Concord Redesign

6:06 AM, November 18, 2005

Monitor

The Concord (N.H.) Monitor has redesigned. It was an in-house job and launched Nov. 8. Editor Mike Pride wrote about it in a Nov. 6 column.

Mark Travis, the Monitor's director of product development, has been the prime mover behind the redesign process. From the beginning, he has worked with a team of editors and reporters eager to rethink how the paper looks and what we put in it.

Making the new look work will require change all around the newsroom, but the leaders of this portion of the design - the part you'll see on Tuesday - have been Ric Tracewski, the news editor, Dan Habib, the photo editor, and Charlotte Thibault, our newsroom artist. Vanessa Valdes, a new editor with superb page design skills, came late to the process but made a big contribution to the new design. ...

The driving idea behind the design itself is to simplify. You'll see fewer logos and color splashes than in the Monitor you're holding in your hands. It is our stories, headlines and photographs that we want readers to notice, and we've tried to strip away any element that might distract from them. We've also simplified the standard devices of our design, opting for less italic type and the most readable type faces we could find.


Headlines are Nick Shinn's Brown and Font Bureau's Poynter OS Display. Body copy is Bitstream's News 706. Mark Travis' column details all the changes. And Pride has posted a Q&A on his blog.


Monitor

Monitor

Monitor

Monitor

And a picture from the redesign kickoff is evidence that bakeries need copy editors, too.

bestcakeevert.jpg

(Thanks to Vanessa Valdes for the images!)


Comments
Heads up: After you hit "post" things may be slow and you may get an error. Most likely, your comment did post. Apologies. I'm looking for a fix.

This is the paper I grew up with, so naturally I have mixed feelings. The redesign is certainly an improvement - it's nice to finally see that hideous '80s clipart removed from the Travel section head, for example, and it's nice to see them tastefully limit their type palette - but I wish they had done more to address the structural problems in the paper. The front news section has never felt very organized to me, and they haven't done anything to address that. The sports front is still a mess - surely there's a better way to deal with the team logos in that left column? And their text face is still a bit too heavy for their presses.
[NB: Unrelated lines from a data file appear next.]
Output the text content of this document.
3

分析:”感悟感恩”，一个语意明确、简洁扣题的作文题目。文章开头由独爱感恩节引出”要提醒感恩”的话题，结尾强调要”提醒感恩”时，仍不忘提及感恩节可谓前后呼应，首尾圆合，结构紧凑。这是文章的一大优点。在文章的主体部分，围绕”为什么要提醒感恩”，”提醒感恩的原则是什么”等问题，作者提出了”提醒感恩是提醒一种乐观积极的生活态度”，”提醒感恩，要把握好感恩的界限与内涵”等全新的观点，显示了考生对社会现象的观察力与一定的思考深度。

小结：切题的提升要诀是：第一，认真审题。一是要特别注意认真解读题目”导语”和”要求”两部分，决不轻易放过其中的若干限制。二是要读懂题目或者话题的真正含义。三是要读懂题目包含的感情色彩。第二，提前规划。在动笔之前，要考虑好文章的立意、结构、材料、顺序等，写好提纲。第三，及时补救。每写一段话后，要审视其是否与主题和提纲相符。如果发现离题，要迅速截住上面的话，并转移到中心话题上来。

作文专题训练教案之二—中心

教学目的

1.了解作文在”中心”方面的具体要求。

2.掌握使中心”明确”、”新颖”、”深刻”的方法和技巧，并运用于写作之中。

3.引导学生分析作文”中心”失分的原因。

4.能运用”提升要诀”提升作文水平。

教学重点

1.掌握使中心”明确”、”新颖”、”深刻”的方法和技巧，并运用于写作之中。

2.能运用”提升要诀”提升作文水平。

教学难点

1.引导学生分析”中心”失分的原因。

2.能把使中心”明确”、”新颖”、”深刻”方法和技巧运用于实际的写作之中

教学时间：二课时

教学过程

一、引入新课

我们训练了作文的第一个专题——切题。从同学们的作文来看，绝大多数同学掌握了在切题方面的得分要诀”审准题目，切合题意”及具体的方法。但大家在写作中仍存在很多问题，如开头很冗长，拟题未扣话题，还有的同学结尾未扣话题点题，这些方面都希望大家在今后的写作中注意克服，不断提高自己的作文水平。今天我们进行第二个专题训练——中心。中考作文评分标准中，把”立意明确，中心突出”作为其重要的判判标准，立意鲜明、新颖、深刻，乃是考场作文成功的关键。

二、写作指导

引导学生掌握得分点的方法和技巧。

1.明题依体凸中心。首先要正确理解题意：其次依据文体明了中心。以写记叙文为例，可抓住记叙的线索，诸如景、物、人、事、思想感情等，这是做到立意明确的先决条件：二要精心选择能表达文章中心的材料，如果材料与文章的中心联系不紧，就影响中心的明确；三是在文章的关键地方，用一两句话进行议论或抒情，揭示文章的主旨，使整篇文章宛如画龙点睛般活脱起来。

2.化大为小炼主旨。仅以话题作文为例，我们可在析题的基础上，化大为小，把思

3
And the kerning on the nameplate still sucks, but now I'm really nit-picking.

Overall I think this redesign is fine, but it still feels like a missed opportunity to really improve this paper.

Posted by: Christian Schwartz at November 18, 2005 10:52 AM

Did the cake say, "Happy Resign Day"?

The redesign doesn't seem like too much of an improvement, just a slight reorganization/updating of fonts and names.

Posted by: Not from around here at November 18, 2005 10:59 AM

Oh... now I get the joke.

Posted by: Not from around here part 2 at November 18, 2005 1:51 PM

I realize this is oversimplifying a little, but does changing fonts constitute a redesign? Honestly, that's the only real difference that sticks out. Maybe they SHOULD have sought some counsel outside the paper.

Posted by: Jim K. at November 18, 2005 3:52 PM

Once again, we're looking @ FRONT PAGES ..... there could be major improvements to inside pages that we're not seeing. Front pages does a total redesign not just make .......

Posted by: Kenny at November 18, 2005 4:00 PM

The misspelled cake is hilarious.

Posted by: Rich at November 18, 2005 6:46 PM

Yeah, it doesn't seem like this is much more than cosmetics. Seems like a true redesign is more than updating type and color palettes -- that's just an update to the tools we use to put papers together. A true redesign should rethink and update features of the paper, even update philosophy. Or am I talking out of my nether regions here?

Posted by: Douglas E. at November 20, 2005 11:06 PM

Take a look at the Sports, and Local/State pages, and you will see that the layout grid has changed. Local/State has gone from five to six columns. The closer you look, the more you see, eg added skyboxes on front page, and the contents/weather box is redone, stronger, tighter -- all those little details add up.

Vertical and horizontal rules used to firm up the pages, replacing boxes.

Even for the type, much more than just changing fonts, they changed the type specs too: leading and size being the most significant. Fine tuning type specs for each new font (and newspapers do rely on a complex variety), and getting them all to harmonize, is a job of work.

Hey, they canned fake small caps!

it's true, as has been noted, that they could have done more. But overall, it's in a different league than before. They did it thoroughly, and they did it in house. Nice work, New Hampshire.

Posted by: Nick Shinn at November 25, 2005 1:36 PM

Do you think the bakery was trying to say something?

Posted by: Jonathan Blundell at November 29, 2005 10:34 AM

Love the cake. Hate the redesign.

The former look and feel was warm and inviting: the current look and feel is cold and bland. I miss the arty use of color and headline fonts that invited me to read the stories. (The new sans serif font sits atop each article as if it were a stop sign.)

To my eye (and reading experience), a big step in the wrong direction.